If you are exploring the ISL Professional Competency Framework, you probably know that ISL work requires a unique set of skills. Perhaps your experiences or your education has led you to a point where you want a better sense of what you know and what you don’t know. Perhaps you’re wondering how to take the next step in your career, or maybe you are in a leadership position and you want to know how to help your staff take the next step. And maybe you work in an ISL institution, but you don’t know if you consider yourself an ISL professional. The Framework is designed for you.
How Was it Created?
Three facilitated workshops were held at science centers in different parts of the United States with participants from small, medium, and large science centers and museums and representing different levels of their careers. Results were verified through a national survey and targeted interviews with ISL professionals. This Evidence-based Informal STEM Learning (ISL) Professional Competency Framework is grounded in research, evaluation, and knowledge of effective practices and emerging practices. The Framework describes the suite of competencies that are associated with successful practice within the ISL field. Three facilitated workshops were held at science centers in different parts of the United States with participants from small, medium, and large science centers and museums. The participants represented different types of job responsibilities within their institutions and were at different levels of their careers. Results were verified through a national survey and targeted interviews with ISL professionals. The Framework was presented at a number of national conferences including Association of Science and Technology Centers and the American Alliance of Museums. Feedback further refined the framework and set priorities for continued resource development. While each job and each institution is unique, the competencies in this framework cut across most functions. They are the competencies that define professionalism in the ISL field. The Framework provides a map for you to pinpoint where you are and where you might want to go. Further research is planned to support the development of resources that will help individuals as well as institutions plan and prioritize professional learning opportunities.

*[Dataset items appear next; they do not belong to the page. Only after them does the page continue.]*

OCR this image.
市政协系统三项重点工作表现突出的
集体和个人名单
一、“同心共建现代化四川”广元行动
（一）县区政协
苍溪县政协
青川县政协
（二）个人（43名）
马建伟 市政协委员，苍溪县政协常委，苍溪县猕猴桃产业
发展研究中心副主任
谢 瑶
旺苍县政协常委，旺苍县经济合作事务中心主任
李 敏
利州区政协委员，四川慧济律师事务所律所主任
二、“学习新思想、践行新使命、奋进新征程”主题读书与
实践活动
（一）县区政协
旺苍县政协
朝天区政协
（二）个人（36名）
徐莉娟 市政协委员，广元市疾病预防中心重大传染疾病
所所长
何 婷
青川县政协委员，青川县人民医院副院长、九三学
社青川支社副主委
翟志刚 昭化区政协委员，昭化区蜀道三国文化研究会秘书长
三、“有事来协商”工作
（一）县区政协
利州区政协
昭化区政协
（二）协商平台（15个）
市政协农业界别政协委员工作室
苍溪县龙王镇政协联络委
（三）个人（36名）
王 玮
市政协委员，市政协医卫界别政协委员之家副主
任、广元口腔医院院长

~ Preeti Gupta, American Museum of Natural History
“Certainly every institution has it’s own idiosyncrasies but communicating patterns of career progression and thinking about competencies could be very helpful to museums big and small, to early career informal STEM workers and to HR and recruitment efforts.”
~ Claire Pillsbury, Exploratorium
“This seems like important work that can help shape the ISE field. So many people “accidentally” fall into work in this field, but then also fall in love and decide to stick around (at least that’s how I did it!). I can see how having a framework like this would be really helpful for encouraging and guiding professional growth.”
~ Anna Hurst, Astronomical Society of the Pacific
“I really appreciate the way you are approaching career pathways in informal science learning, not just looking at one specific kind of role or skill. This effort is so timely, I have encountered so many young professionals in this field ask about how they can progress in the field.”